I know… it seems rather like a stretch, doesn’t it? Jesus spoke in riddles and parables. For me to suggest that he meant we should actually love our neighbors… well, it’s just a bit too much.
See, we tend to turn Jesus’s concrete teaching into abstract theology that can be debated and discussed without being practiced. Who is my neighbor? Isn’t everyone my neighbor? Am I really supposed to love every single human being as much as I love myself? That’s overwhelming. I can’t do it. I won’t even try. It’s a nice sentiment but not realistic. If everyone is my neighbor, no one is my neighbor.

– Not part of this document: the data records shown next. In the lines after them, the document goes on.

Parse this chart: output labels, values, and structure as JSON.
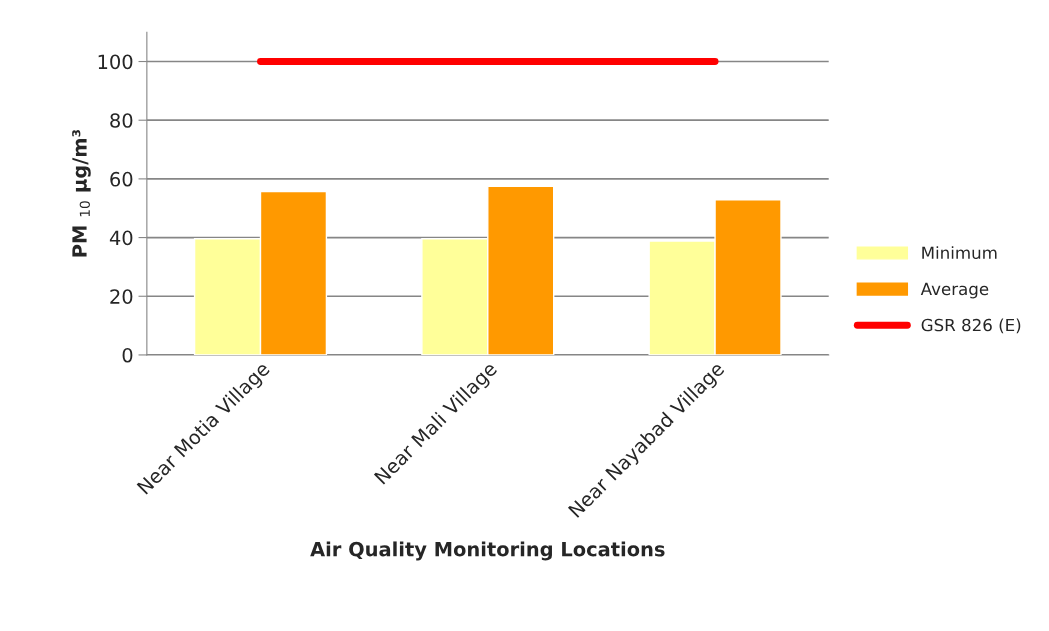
{
  "chart_data": {
    "type": "bar",
    "xlabel": "Air Quality Monitoring Locations",
    "ylabel": "PM $_{10}$ µg/m³",
    "categories": [
      "Near Motia Village",
      "Near Mali Village",
      "Near Nayabad Village"
    ],
    "series": [
      {
        "name": "Minimum",
        "color": "#ffff99",
        "values": [
          39.6,
          39.6,
          38.8
        ]
      },
      {
        "name": "Average",
        "color": "#ff9900",
        "values": [
          55.7,
          57.5,
          52.9
        ]
      },
      {
        "name": "GSR 826 (E)",
        "type": "line",
        "color": "#ff0000",
        "values": [
          100,
          100,
          100
        ]
      }
    ],
    "ylim": [
      0,
      110
    ],
    "yticks": [
      0,
      20,
      40,
      60,
      80,
      100
    ],
    "grid": "y",
    "legend": "right"
  }
}
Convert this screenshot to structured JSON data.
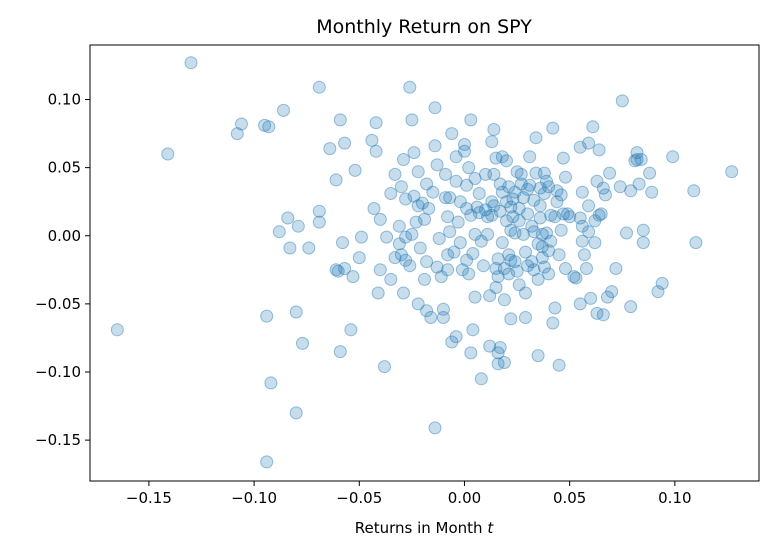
{
  "chart_data": {
    "type": "scatter",
    "title": "Monthly Return on SPY",
    "xlabel_main": "Returns in Month ",
    "xlabel_italic": "t",
    "ylabel": "",
    "xlim": [
      -0.178,
      0.14
    ],
    "ylim": [
      -0.18,
      0.14
    ],
    "xticks": [
      -0.15,
      -0.1,
      -0.05,
      0.0,
      0.05,
      0.1
    ],
    "xtick_labels": [
      "−0.15",
      "−0.10",
      "−0.05",
      "0.00",
      "0.05",
      "0.10"
    ],
    "yticks": [
      -0.15,
      -0.1,
      -0.05,
      0.0,
      0.05,
      0.1
    ],
    "ytick_labels": [
      "−0.15",
      "−0.10",
      "−0.05",
      "0.00",
      "0.05",
      "0.10"
    ],
    "marker_color": "#1f77b4",
    "marker_alpha": 0.25,
    "grid": false,
    "points": [
      [
        -0.13,
        0.127
      ],
      [
        -0.165,
        -0.069
      ],
      [
        -0.141,
        0.06
      ],
      [
        -0.106,
        0.082
      ],
      [
        -0.108,
        0.075
      ],
      [
        -0.095,
        0.081
      ],
      [
        -0.093,
        0.08
      ],
      [
        -0.086,
        0.092
      ],
      [
        -0.069,
        0.109
      ],
      [
        -0.094,
        -0.059
      ],
      [
        -0.08,
        -0.056
      ],
      [
        -0.084,
        0.013
      ],
      [
        -0.083,
        -0.009
      ],
      [
        -0.088,
        0.003
      ],
      [
        -0.079,
        0.007
      ],
      [
        -0.074,
        -0.009
      ],
      [
        -0.069,
        0.018
      ],
      [
        -0.069,
        0.01
      ],
      [
        -0.077,
        -0.079
      ],
      [
        -0.092,
        -0.108
      ],
      [
        -0.08,
        -0.13
      ],
      [
        -0.094,
        -0.166
      ],
      [
        -0.059,
        0.085
      ],
      [
        -0.057,
        0.068
      ],
      [
        -0.052,
        0.048
      ],
      [
        -0.061,
        0.041
      ],
      [
        -0.064,
        0.064
      ],
      [
        -0.058,
        -0.005
      ],
      [
        -0.057,
        -0.024
      ],
      [
        -0.053,
        -0.03
      ],
      [
        -0.06,
        -0.026
      ],
      [
        -0.061,
        -0.025
      ],
      [
        -0.049,
        -0.001
      ],
      [
        -0.05,
        -0.016
      ],
      [
        -0.054,
        -0.069
      ],
      [
        -0.059,
        -0.085
      ],
      [
        -0.042,
        0.062
      ],
      [
        -0.042,
        0.083
      ],
      [
        -0.044,
        0.07
      ],
      [
        -0.043,
        0.02
      ],
      [
        -0.04,
        0.012
      ],
      [
        -0.037,
        -0.001
      ],
      [
        -0.04,
        -0.025
      ],
      [
        -0.035,
        -0.032
      ],
      [
        -0.033,
        -0.016
      ],
      [
        -0.041,
        -0.042
      ],
      [
        -0.038,
        -0.096
      ],
      [
        -0.035,
        0.031
      ],
      [
        -0.033,
        0.045
      ],
      [
        -0.03,
        0.036
      ],
      [
        -0.031,
        0.007
      ],
      [
        -0.029,
        0.056
      ],
      [
        -0.028,
        0.027
      ],
      [
        -0.031,
        -0.006
      ],
      [
        -0.03,
        -0.014
      ],
      [
        -0.028,
        -0.001
      ],
      [
        -0.025,
        0.001
      ],
      [
        -0.026,
        -0.022
      ],
      [
        -0.028,
        -0.018
      ],
      [
        -0.029,
        -0.042
      ],
      [
        -0.026,
        0.109
      ],
      [
        -0.025,
        0.085
      ],
      [
        -0.024,
        0.061
      ],
      [
        -0.022,
        0.047
      ],
      [
        -0.024,
        0.029
      ],
      [
        -0.022,
        0.022
      ],
      [
        -0.02,
        0.024
      ],
      [
        -0.023,
        0.01
      ],
      [
        -0.021,
        -0.009
      ],
      [
        -0.018,
        -0.019
      ],
      [
        -0.019,
        -0.032
      ],
      [
        -0.022,
        -0.05
      ],
      [
        -0.018,
        -0.055
      ],
      [
        -0.016,
        -0.06
      ],
      [
        -0.019,
        0.012
      ],
      [
        -0.018,
        0.038
      ],
      [
        -0.017,
        0.02
      ],
      [
        -0.015,
        0.032
      ],
      [
        -0.014,
        0.066
      ],
      [
        -0.013,
        0.052
      ],
      [
        -0.014,
        0.094
      ],
      [
        -0.012,
        -0.002
      ],
      [
        -0.013,
        -0.023
      ],
      [
        -0.011,
        -0.03
      ],
      [
        -0.01,
        -0.054
      ],
      [
        -0.01,
        -0.06
      ],
      [
        -0.014,
        -0.141
      ],
      [
        -0.009,
        0.028
      ],
      [
        -0.008,
        0.014
      ],
      [
        -0.009,
        0.045
      ],
      [
        -0.007,
        0.028
      ],
      [
        -0.007,
        0.003
      ],
      [
        -0.008,
        -0.014
      ],
      [
        -0.008,
        -0.025
      ],
      [
        -0.005,
        -0.012
      ],
      [
        -0.006,
        -0.078
      ],
      [
        -0.004,
        -0.074
      ],
      [
        -0.006,
        0.075
      ],
      [
        -0.004,
        0.04
      ],
      [
        -0.004,
        0.058
      ],
      [
        -0.003,
        0.01
      ],
      [
        -0.002,
        0.025
      ],
      [
        -0.002,
        -0.005
      ],
      [
        -0.001,
        -0.025
      ],
      [
        0.0,
        0.067
      ],
      [
        0.0,
        0.062
      ],
      [
        0.001,
        0.037
      ],
      [
        0.001,
        0.02
      ],
      [
        0.001,
        -0.018
      ],
      [
        0.002,
        0.05
      ],
      [
        0.002,
        -0.028
      ],
      [
        0.003,
        0.085
      ],
      [
        0.003,
        0.015
      ],
      [
        0.004,
        -0.013
      ],
      [
        0.005,
        -0.045
      ],
      [
        0.004,
        -0.069
      ],
      [
        0.003,
        -0.086
      ],
      [
        0.005,
        0.042
      ],
      [
        0.005,
        0.001
      ],
      [
        0.006,
        0.021
      ],
      [
        0.007,
        0.031
      ],
      [
        0.007,
        0.017
      ],
      [
        0.008,
        -0.004
      ],
      [
        0.009,
        -0.022
      ],
      [
        0.008,
        -0.105
      ],
      [
        0.01,
        0.045
      ],
      [
        0.01,
        0.019
      ],
      [
        0.011,
        0.014
      ],
      [
        0.011,
        0.001
      ],
      [
        0.012,
        -0.044
      ],
      [
        0.012,
        -0.081
      ],
      [
        0.013,
        0.025
      ],
      [
        0.013,
        0.015
      ],
      [
        0.014,
        0.022
      ],
      [
        0.014,
        0.045
      ],
      [
        0.013,
        0.069
      ],
      [
        0.014,
        0.078
      ],
      [
        0.015,
        0.057
      ],
      [
        0.015,
        -0.024
      ],
      [
        0.015,
        -0.038
      ],
      [
        0.016,
        -0.017
      ],
      [
        0.016,
        -0.03
      ],
      [
        0.016,
        -0.086
      ],
      [
        0.016,
        -0.094
      ],
      [
        0.017,
        -0.082
      ],
      [
        0.017,
        0.038
      ],
      [
        0.017,
        0.018
      ],
      [
        0.018,
        0.032
      ],
      [
        0.018,
        0.058
      ],
      [
        0.018,
        -0.005
      ],
      [
        0.019,
        -0.024
      ],
      [
        0.019,
        -0.047
      ],
      [
        0.019,
        -0.093
      ],
      [
        0.02,
        0.011
      ],
      [
        0.02,
        0.025
      ],
      [
        0.02,
        0.055
      ],
      [
        0.021,
        0.036
      ],
      [
        0.021,
        -0.014
      ],
      [
        0.021,
        -0.028
      ],
      [
        0.022,
        0.021
      ],
      [
        0.022,
        0.004
      ],
      [
        0.022,
        -0.018
      ],
      [
        0.022,
        -0.061
      ],
      [
        0.023,
        0.027
      ],
      [
        0.023,
        0.014
      ],
      [
        0.024,
        0.032
      ],
      [
        0.024,
        -0.019
      ],
      [
        0.024,
        0.002
      ],
      [
        0.025,
        0.047
      ],
      [
        0.025,
        -0.026
      ],
      [
        0.026,
        0.011
      ],
      [
        0.026,
        0.02
      ],
      [
        0.026,
        -0.036
      ],
      [
        0.027,
        0.045
      ],
      [
        0.027,
        0.038
      ],
      [
        0.028,
        0.028
      ],
      [
        0.028,
        0.001
      ],
      [
        0.029,
        -0.012
      ],
      [
        0.029,
        -0.042
      ],
      [
        0.029,
        -0.06
      ],
      [
        0.03,
        0.034
      ],
      [
        0.03,
        0.016
      ],
      [
        0.03,
        -0.022
      ],
      [
        0.031,
        0.058
      ],
      [
        0.031,
        0.037
      ],
      [
        0.032,
        0.007
      ],
      [
        0.032,
        -0.019
      ],
      [
        0.033,
        0.026
      ],
      [
        0.033,
        0.003
      ],
      [
        0.033,
        -0.025
      ],
      [
        0.034,
        0.046
      ],
      [
        0.034,
        0.072
      ],
      [
        0.035,
        -0.006
      ],
      [
        0.035,
        -0.032
      ],
      [
        0.035,
        -0.088
      ],
      [
        0.036,
        0.035
      ],
      [
        0.036,
        0.022
      ],
      [
        0.036,
        0.013
      ],
      [
        0.037,
        0.001
      ],
      [
        0.037,
        -0.008
      ],
      [
        0.037,
        -0.016
      ],
      [
        0.038,
        0.046
      ],
      [
        0.038,
        0.031
      ],
      [
        0.038,
        -0.023
      ],
      [
        0.039,
        0.04
      ],
      [
        0.039,
        0.002
      ],
      [
        0.04,
        -0.011
      ],
      [
        0.04,
        -0.028
      ],
      [
        0.04,
        0.036
      ],
      [
        0.041,
        0.015
      ],
      [
        0.041,
        -0.004
      ],
      [
        0.042,
        -0.064
      ],
      [
        0.042,
        0.079
      ],
      [
        0.043,
        0.014
      ],
      [
        0.043,
        -0.053
      ],
      [
        0.044,
        0.033
      ],
      [
        0.044,
        0.025
      ],
      [
        0.045,
        -0.014
      ],
      [
        0.045,
        -0.095
      ],
      [
        0.046,
        0.004
      ],
      [
        0.046,
        0.03
      ],
      [
        0.047,
        0.016
      ],
      [
        0.047,
        0.057
      ],
      [
        0.048,
        -0.024
      ],
      [
        0.048,
        0.043
      ],
      [
        0.049,
        0.016
      ],
      [
        0.05,
        0.014
      ],
      [
        0.052,
        -0.03
      ],
      [
        0.053,
        -0.031
      ],
      [
        0.055,
        0.013
      ],
      [
        0.055,
        -0.05
      ],
      [
        0.055,
        0.065
      ],
      [
        0.056,
        0.032
      ],
      [
        0.056,
        -0.004
      ],
      [
        0.056,
        0.007
      ],
      [
        0.057,
        -0.014
      ],
      [
        0.058,
        -0.024
      ],
      [
        0.059,
        0.022
      ],
      [
        0.059,
        0.003
      ],
      [
        0.059,
        0.068
      ],
      [
        0.06,
        -0.046
      ],
      [
        0.061,
        0.08
      ],
      [
        0.062,
        -0.005
      ],
      [
        0.062,
        0.011
      ],
      [
        0.063,
        0.04
      ],
      [
        0.063,
        -0.057
      ],
      [
        0.064,
        0.063
      ],
      [
        0.064,
        0.015
      ],
      [
        0.065,
        0.016
      ],
      [
        0.066,
        0.035
      ],
      [
        0.066,
        -0.058
      ],
      [
        0.067,
        0.03
      ],
      [
        0.068,
        -0.045
      ],
      [
        0.069,
        0.046
      ],
      [
        0.07,
        -0.041
      ],
      [
        0.072,
        -0.024
      ],
      [
        0.074,
        0.036
      ],
      [
        0.075,
        0.099
      ],
      [
        0.077,
        0.002
      ],
      [
        0.079,
        0.033
      ],
      [
        0.079,
        -0.052
      ],
      [
        0.081,
        0.055
      ],
      [
        0.082,
        0.056
      ],
      [
        0.082,
        0.061
      ],
      [
        0.083,
        0.038
      ],
      [
        0.084,
        0.056
      ],
      [
        0.085,
        -0.005
      ],
      [
        0.085,
        0.004
      ],
      [
        0.088,
        0.046
      ],
      [
        0.089,
        0.032
      ],
      [
        0.092,
        -0.041
      ],
      [
        0.094,
        -0.035
      ],
      [
        0.099,
        0.058
      ],
      [
        0.109,
        0.033
      ],
      [
        0.11,
        -0.005
      ],
      [
        0.127,
        0.047
      ]
    ]
  }
}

But what if Jesus intended us to actually follow his command? (Again, I know this is a radical suggestion, but hang with me here.) A good place to begin loving your neighbor is with an actual neighbor. Yes, your real neighbors across the street. Or the “neighbor” sitting in the next cubicle at work, or the next desk at school. Real people, not theoretical ones.
It’s much easier to write a check that will bless needy people on the other side of the planet than show kindness to the grumpy old man next door. In reality, we need both checks for the needy and love for the people we live and/or work next to.
Who is someone you can show kindness to this week? A real person, not a theoretical one? Make a plan and do it.